For any set $X$ let $[X]^2 = \big\{\{a,b\}: a\neq b\in X\big\}$. We say that a graph $G$ is self-complementary if $G\cong \bar{G}$ where $\bar{G} = (V, [V]^2\setminus E)$.
Given an infinite cardinal $\kappa$, is there a collection ${\cal C}$ of pairwise non-isomorphic self-complementary graphs on the vertex set $\kappa$ such that ${\cal C} = 2^\kappa$?

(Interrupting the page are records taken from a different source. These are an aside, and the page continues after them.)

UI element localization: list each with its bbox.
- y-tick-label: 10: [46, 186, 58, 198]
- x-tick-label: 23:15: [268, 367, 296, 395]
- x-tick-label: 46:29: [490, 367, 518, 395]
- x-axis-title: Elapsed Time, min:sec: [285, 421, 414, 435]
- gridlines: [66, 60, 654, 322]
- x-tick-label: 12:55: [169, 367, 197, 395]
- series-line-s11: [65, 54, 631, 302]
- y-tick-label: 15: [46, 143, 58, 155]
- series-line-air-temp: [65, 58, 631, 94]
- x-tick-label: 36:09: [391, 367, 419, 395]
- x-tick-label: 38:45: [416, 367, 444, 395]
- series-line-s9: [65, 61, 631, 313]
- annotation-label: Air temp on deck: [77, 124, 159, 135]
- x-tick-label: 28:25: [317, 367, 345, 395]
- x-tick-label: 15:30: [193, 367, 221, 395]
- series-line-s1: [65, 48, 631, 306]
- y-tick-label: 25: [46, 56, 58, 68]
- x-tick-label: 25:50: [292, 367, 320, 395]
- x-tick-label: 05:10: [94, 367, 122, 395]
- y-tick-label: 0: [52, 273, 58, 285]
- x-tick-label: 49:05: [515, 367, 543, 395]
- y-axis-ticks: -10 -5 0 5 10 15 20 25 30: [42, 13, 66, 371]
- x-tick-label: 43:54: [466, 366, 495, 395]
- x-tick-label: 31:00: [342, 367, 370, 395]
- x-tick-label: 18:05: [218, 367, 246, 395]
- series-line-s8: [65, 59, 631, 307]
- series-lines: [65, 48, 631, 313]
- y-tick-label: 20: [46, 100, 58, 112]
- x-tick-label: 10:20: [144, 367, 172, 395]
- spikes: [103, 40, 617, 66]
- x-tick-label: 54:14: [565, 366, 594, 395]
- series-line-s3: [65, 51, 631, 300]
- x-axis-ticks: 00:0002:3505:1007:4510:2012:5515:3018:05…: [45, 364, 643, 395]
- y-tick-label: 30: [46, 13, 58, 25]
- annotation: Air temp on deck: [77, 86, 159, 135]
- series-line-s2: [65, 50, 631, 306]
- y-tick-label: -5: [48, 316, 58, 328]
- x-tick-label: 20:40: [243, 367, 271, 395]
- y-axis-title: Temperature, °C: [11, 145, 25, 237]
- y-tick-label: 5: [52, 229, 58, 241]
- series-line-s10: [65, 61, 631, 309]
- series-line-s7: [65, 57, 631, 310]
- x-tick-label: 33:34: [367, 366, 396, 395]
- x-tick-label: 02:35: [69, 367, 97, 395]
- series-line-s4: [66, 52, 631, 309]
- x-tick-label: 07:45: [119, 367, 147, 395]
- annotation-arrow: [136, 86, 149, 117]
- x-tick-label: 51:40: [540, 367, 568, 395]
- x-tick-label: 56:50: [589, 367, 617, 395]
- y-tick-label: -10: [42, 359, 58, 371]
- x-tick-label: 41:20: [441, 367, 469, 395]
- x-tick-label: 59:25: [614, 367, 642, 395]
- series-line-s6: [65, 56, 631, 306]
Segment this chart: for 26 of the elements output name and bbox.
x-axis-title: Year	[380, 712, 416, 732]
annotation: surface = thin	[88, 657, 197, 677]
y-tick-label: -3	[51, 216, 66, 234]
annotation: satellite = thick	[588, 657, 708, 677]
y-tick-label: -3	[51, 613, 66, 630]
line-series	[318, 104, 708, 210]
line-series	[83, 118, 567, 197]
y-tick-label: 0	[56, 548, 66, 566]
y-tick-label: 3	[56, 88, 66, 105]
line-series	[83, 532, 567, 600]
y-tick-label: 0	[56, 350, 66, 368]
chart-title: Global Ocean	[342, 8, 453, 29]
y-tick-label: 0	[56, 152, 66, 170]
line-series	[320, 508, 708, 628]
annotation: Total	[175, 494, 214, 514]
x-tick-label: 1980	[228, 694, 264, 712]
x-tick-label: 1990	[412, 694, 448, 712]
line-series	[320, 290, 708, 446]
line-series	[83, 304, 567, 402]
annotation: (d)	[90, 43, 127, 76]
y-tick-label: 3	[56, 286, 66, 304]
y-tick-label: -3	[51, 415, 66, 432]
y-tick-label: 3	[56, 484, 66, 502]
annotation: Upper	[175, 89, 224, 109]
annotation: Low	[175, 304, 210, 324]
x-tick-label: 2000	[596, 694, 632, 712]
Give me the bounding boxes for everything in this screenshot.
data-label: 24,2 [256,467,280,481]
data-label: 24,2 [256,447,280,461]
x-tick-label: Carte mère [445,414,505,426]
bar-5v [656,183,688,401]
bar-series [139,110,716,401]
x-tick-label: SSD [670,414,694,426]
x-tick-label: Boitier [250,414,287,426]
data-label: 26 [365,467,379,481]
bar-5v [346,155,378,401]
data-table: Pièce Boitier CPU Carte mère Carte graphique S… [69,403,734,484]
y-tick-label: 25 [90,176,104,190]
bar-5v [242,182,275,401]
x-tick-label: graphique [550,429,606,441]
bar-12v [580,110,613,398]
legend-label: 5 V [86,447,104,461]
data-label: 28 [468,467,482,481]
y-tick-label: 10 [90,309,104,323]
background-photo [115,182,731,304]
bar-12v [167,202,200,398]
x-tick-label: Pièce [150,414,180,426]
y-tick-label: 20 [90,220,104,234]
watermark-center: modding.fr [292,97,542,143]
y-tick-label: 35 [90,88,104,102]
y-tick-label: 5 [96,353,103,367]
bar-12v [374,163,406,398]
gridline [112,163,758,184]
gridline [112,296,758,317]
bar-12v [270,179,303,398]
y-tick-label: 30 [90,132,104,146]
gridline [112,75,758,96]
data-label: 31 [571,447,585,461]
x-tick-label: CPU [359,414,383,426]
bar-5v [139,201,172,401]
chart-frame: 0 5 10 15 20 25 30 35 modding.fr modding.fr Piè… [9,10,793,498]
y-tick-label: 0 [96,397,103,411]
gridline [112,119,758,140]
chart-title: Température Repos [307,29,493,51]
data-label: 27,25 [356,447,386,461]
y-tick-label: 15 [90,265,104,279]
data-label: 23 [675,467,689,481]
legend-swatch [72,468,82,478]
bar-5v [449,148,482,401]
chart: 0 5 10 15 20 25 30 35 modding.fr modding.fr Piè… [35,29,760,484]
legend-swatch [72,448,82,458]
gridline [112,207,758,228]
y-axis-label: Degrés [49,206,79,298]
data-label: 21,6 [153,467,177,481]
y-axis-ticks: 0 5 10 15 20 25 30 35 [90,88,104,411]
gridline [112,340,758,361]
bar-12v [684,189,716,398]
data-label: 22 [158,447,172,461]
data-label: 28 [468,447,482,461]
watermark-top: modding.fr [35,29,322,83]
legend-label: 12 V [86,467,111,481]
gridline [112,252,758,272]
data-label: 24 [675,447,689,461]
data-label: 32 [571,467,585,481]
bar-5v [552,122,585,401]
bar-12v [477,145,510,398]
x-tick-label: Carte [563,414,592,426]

As you know, there are $2^\kappa $ nonisomorphic graphs of cardinality $\kappa$ for every infinite cardinal $\kappa$. (In fact there are $2^\kappa$ nonisomorphic trees of cardinality $\kappa$, see this answer.) I will show how to turn them into nonisomorphic self-complementary graphs of the same cardinality.
Given a graph $G$ of cardinality $\kappa$, let $G_1,G_2$ be two copies of $G$, and let $H_1,H_2$ be two copies of the complement of $G$, and add edges joining all vertices of $G_1$ to all vertices of $H_1$, all vertices of $H_1$ to all vertices of $H_2$, and all vertices of $H_2$ to all vertices of $G_2$. (In other words, we take the self-complementary graph $P_4$ and replace the end vertices with copies of $G$, the internal vertices with copies of $\overline G$.) In this way we get a self-complementary graph $S$ of cardinality $\kappa$.
To recover $G$ from $S$, choose a vertex $y_0$ of eccentricity $3$ and let $X$ be the set of all vertices $x$ such that $d(x,y_0)=3$; then the subgraph of $S$ induced by $X$ is a copy of $G$.